Bastidores da conciliação: o papel do juiz fora da sentença

Diego Rodríguez Velázquez Por Diego Rodríguez Velázquez
5 Min de leitura
Valdemir Ferreira Santos

O Doutor Valdemir Ferreira Santos aponta uma função de juiz que, na percepção comum, costuma se resumir ao ato de sentenciar, quando, na prática, abrange também um papel conciliador que raramente aparece nos noticiários. Antes de qualquer decisão final, boa parte dos processos passa por tentativas de acordo, e é nesse espaço menos visível que se desenrola parte relevante do trabalho de um magistrado, muitas vezes distante da atenção que costuma recair apenas sobre sentenças e julgamentos de maior repercussão.

Com o avanço de políticas judiciárias voltadas à resolução consensual de conflitos, audiências de conciliação e mediação deixaram de ser exceção para se tornar etapa recorrente em diferentes áreas do direito. Tal movimento reorganizou, em certa medida, a própria rotina da magistratura, exigindo habilidades que vão além da técnica jurídica tradicional, como capacidade de escuta, paciência e sensibilidade para lidar com partes muitas vezes desgastadas por longos períodos de disputa.

Por que a conciliação ocupa espaço crescente na rotina judicial?

O debate em torno da efetividade da Justiça costuma apontar a conciliação como caminho capaz de reduzir litígios prolongados e aliviar a sobrecarga do sistema. Como menciona o Doutor Valdemir Ferreira Santos, acordos construídos com a participação ativa das partes tendem a gerar maior grau de satisfação do que decisões impostas unilateralmente, ainda que tecnicamente corretas, já que refletem escolhas conjuntas em vez de determinações externas ao conflito.

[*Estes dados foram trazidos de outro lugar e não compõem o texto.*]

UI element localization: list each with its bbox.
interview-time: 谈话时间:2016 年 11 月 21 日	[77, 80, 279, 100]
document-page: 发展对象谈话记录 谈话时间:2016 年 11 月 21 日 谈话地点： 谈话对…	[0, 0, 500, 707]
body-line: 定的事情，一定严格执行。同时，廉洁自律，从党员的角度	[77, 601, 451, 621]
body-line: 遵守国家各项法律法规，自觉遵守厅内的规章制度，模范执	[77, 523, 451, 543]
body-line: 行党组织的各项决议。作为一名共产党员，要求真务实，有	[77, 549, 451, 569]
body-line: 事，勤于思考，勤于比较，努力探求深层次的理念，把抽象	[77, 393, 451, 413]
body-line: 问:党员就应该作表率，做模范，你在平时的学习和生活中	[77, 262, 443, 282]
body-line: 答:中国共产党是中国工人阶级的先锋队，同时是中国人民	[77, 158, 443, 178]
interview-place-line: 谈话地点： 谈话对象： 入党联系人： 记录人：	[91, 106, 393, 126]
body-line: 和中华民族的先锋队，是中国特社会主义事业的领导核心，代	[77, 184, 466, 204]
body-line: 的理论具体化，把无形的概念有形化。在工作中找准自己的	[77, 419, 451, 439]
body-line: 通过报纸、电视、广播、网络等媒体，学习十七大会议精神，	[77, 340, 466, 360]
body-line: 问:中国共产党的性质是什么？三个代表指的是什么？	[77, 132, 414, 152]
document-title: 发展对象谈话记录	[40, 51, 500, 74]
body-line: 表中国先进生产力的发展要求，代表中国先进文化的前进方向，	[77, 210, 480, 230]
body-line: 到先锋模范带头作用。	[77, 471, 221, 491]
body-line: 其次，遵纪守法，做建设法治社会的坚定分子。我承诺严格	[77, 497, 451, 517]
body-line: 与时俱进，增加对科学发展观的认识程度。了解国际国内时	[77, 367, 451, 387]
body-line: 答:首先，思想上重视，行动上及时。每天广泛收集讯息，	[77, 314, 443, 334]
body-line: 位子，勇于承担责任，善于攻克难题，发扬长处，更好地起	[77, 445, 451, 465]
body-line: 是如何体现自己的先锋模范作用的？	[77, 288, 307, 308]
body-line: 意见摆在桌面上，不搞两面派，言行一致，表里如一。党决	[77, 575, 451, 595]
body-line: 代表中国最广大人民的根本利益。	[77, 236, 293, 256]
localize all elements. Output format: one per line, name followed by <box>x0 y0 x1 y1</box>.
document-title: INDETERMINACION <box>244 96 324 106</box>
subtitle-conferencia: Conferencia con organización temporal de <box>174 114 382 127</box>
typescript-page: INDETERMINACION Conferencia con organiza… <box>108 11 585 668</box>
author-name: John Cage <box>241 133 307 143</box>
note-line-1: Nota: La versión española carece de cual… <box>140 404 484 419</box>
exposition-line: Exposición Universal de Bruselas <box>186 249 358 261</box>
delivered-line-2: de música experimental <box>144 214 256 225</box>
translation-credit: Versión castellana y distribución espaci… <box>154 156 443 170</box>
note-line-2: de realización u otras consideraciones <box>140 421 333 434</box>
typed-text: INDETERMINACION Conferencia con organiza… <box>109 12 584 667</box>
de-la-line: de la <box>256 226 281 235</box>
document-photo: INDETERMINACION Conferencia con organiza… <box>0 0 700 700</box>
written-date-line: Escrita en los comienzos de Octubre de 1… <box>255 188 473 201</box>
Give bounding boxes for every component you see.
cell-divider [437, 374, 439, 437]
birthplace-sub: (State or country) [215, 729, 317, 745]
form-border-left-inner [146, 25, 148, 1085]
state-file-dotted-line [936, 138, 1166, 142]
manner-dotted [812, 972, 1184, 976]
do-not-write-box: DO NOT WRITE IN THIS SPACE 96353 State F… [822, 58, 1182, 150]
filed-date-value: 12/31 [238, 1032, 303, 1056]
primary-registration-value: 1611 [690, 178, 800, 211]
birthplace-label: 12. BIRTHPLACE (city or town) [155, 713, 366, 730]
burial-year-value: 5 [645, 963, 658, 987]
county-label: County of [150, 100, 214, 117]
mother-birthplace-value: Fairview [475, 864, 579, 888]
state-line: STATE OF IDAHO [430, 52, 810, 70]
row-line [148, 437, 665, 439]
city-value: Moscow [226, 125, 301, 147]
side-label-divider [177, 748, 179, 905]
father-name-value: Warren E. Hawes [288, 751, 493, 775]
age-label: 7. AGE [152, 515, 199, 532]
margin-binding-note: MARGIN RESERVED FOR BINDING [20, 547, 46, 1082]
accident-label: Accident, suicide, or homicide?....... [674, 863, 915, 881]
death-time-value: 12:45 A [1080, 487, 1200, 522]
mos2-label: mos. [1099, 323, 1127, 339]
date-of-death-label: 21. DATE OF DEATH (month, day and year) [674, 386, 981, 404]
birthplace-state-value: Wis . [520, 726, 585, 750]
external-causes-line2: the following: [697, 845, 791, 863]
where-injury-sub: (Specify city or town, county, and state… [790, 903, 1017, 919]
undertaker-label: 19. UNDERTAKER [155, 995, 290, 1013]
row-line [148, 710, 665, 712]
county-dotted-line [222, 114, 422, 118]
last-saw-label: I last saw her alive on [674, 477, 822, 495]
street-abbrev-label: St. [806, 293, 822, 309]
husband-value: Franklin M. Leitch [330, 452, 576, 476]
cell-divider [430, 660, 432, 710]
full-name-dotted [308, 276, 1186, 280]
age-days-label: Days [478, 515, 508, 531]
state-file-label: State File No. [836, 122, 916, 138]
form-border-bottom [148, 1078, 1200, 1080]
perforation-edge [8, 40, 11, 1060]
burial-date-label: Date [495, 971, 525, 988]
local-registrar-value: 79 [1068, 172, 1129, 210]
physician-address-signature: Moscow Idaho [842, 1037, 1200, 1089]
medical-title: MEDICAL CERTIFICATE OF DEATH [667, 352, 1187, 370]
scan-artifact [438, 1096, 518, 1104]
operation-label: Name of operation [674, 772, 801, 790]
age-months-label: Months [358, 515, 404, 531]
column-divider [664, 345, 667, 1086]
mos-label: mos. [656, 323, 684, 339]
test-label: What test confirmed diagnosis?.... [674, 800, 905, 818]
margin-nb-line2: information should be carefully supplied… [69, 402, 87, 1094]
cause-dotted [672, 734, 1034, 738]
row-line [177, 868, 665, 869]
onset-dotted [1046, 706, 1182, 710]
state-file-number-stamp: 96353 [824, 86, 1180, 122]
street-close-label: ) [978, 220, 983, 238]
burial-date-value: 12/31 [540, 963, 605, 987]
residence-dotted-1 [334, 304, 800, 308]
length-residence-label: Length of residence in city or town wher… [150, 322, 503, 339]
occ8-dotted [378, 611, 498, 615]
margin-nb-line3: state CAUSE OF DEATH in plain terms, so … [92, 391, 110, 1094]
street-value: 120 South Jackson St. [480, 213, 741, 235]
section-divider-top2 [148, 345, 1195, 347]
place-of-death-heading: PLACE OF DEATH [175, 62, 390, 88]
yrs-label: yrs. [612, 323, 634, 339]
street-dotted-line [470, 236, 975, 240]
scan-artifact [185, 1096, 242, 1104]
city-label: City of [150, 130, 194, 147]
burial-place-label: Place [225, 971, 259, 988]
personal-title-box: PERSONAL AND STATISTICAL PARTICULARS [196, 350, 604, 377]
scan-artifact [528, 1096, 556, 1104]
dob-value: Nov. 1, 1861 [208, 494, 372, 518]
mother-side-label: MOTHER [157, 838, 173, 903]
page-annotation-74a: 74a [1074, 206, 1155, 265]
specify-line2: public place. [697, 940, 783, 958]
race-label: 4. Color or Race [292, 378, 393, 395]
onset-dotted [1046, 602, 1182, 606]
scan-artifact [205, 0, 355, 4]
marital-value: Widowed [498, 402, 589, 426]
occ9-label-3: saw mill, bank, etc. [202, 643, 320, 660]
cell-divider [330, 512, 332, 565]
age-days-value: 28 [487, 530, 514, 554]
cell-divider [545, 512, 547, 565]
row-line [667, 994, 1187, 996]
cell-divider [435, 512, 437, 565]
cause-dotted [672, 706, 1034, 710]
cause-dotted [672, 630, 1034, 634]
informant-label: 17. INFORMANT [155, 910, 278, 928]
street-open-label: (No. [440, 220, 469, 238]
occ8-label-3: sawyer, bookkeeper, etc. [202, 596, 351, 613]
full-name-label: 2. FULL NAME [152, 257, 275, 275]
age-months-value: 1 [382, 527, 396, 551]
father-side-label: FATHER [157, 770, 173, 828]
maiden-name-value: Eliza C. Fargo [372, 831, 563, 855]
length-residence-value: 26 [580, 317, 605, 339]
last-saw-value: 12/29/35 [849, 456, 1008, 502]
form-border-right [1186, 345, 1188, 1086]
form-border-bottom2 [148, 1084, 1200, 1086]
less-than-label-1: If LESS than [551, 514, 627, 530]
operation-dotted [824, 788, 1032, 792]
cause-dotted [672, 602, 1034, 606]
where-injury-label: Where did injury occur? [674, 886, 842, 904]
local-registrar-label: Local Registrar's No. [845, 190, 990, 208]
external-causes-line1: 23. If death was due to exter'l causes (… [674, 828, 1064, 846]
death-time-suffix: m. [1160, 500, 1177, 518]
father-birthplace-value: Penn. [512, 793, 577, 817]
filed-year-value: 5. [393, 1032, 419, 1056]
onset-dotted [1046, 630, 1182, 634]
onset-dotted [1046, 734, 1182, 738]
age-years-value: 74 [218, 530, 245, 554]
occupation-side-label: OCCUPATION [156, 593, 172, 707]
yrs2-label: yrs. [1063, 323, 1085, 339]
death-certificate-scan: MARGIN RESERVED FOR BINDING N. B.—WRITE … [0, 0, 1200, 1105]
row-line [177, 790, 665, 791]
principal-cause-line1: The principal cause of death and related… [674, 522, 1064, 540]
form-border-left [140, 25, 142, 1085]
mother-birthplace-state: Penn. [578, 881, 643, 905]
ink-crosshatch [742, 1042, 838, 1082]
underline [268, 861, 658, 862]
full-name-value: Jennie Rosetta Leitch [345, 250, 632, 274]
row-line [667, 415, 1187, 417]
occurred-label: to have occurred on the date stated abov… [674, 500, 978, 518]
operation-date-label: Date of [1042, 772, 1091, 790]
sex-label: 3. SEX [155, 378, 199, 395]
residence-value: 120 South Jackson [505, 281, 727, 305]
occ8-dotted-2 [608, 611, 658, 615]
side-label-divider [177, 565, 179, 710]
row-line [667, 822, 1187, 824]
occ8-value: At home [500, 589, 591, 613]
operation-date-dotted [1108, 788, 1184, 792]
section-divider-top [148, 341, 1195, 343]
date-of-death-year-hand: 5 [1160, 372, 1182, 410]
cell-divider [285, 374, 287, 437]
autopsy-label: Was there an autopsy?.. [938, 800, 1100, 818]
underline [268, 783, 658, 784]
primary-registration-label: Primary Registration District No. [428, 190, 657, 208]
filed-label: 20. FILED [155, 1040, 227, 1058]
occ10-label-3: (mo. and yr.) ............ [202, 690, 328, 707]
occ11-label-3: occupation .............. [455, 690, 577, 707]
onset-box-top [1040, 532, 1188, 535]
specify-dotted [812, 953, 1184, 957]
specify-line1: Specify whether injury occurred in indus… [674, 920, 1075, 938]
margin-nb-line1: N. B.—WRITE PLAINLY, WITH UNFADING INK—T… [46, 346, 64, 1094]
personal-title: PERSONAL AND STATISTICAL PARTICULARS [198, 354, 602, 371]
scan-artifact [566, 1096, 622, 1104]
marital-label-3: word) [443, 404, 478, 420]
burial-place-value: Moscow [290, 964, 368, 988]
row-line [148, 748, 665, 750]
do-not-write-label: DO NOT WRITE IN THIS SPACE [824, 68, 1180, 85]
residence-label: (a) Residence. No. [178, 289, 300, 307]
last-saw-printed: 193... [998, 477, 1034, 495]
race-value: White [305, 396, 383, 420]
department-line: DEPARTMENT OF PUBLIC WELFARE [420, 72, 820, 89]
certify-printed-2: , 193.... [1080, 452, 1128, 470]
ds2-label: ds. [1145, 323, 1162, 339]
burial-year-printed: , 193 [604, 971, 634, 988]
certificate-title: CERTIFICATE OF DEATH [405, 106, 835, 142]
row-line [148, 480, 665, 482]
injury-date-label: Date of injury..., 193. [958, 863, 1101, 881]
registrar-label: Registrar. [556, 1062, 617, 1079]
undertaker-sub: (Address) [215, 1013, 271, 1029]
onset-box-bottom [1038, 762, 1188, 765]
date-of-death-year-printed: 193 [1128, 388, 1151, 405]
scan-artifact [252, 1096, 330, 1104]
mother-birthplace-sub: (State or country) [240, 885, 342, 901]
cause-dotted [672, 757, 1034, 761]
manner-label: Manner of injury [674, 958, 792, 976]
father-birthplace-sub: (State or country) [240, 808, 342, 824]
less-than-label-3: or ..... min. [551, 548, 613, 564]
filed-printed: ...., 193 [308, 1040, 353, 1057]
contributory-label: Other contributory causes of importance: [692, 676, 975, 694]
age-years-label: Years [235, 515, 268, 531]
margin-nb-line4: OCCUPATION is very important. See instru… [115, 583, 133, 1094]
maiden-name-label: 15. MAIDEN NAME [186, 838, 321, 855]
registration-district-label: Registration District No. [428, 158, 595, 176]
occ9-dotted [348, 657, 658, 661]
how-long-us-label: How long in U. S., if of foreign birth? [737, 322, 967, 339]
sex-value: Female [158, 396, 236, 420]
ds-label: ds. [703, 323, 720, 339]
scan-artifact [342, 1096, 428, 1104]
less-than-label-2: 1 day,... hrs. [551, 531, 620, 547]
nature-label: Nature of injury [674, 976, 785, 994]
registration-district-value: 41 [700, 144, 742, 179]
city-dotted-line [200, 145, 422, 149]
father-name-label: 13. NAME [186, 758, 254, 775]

Diante desse cenário, o magistrado precisa adotar uma postura distinta daquela associada ao momento de proferir sentença. Em vez de decidir de forma unilateral, cabe a ele conduzir o diálogo entre as partes, favorecendo a construção de soluções que atendam, na medida do possível, aos interesses de ambos os lados envolvidos no litígio, sem abrir mão da imparcialidade que orienta toda a atuação judicial.

Valdemir Ferreira Santos
Valdemir Ferreira Santos

Julgar não é a única função: o papel mediador do magistrado

A imagem tradicional da magistratura tende a associar o juiz exclusivamente ao ato de decidir, mas grande parte do trabalho ocorre antes disso, em fases de tentativa de composição entre as partes. Como argumenta o Doutor Valdemir Ferreira Santos, a atuação mediadora exige escuta qualificada e capacidade de identificar pontos de convergência que nem sempre estão evidentes no início da disputa, sobretudo quando as partes chegam à audiência com posições aparentemente inconciliáveis.

O contraste entre julgar e mediar revela uma faceta menos conhecida da carreira judicial, que combina rigor técnico com sensibilidade para lidar com interesses divergentes. Longe de substituir a função decisória, a atuação conciliadora complementa o trabalho jurisdicional, funcionando como caminho alternativo sempre que existe espaço real para acordo entre as partes, sobretudo em disputas nas quais a relação entre os envolvidos precisa se manter após o fim do processo.

Como a conciliação impacta a percepção sobre a Justiça?

Quando um conflito se resolve por meio de acordo, a sensação de pertencimento à decisão tende a ser maior entre os envolvidos, o que colabora para reduzir a sensação de imposição normalmente associada a sentenças judiciais. A percepção positiva gerada por esse tipo de desfecho contribui, ainda que indiretamente, para fortalecer a confiança da sociedade no sistema de Justiça como um todo.

Como esclarece o Doutor Valdemir Ferreira Santos, o papel do juiz na conciliação não substitui a função julgadora, mas amplia o repertório de instrumentos disponíveis para a resolução de conflitos. Trata-se de uma dimensão da magistratura que, embora menos comentada, ocupa espaço crescente na rotina de quem atua diretamente com o público em varas de diferentes áreas do direito, revelando uma faceta da carreira que exige tanto preparo técnico quanto sensibilidade para lidar com pessoas em momentos de disputa.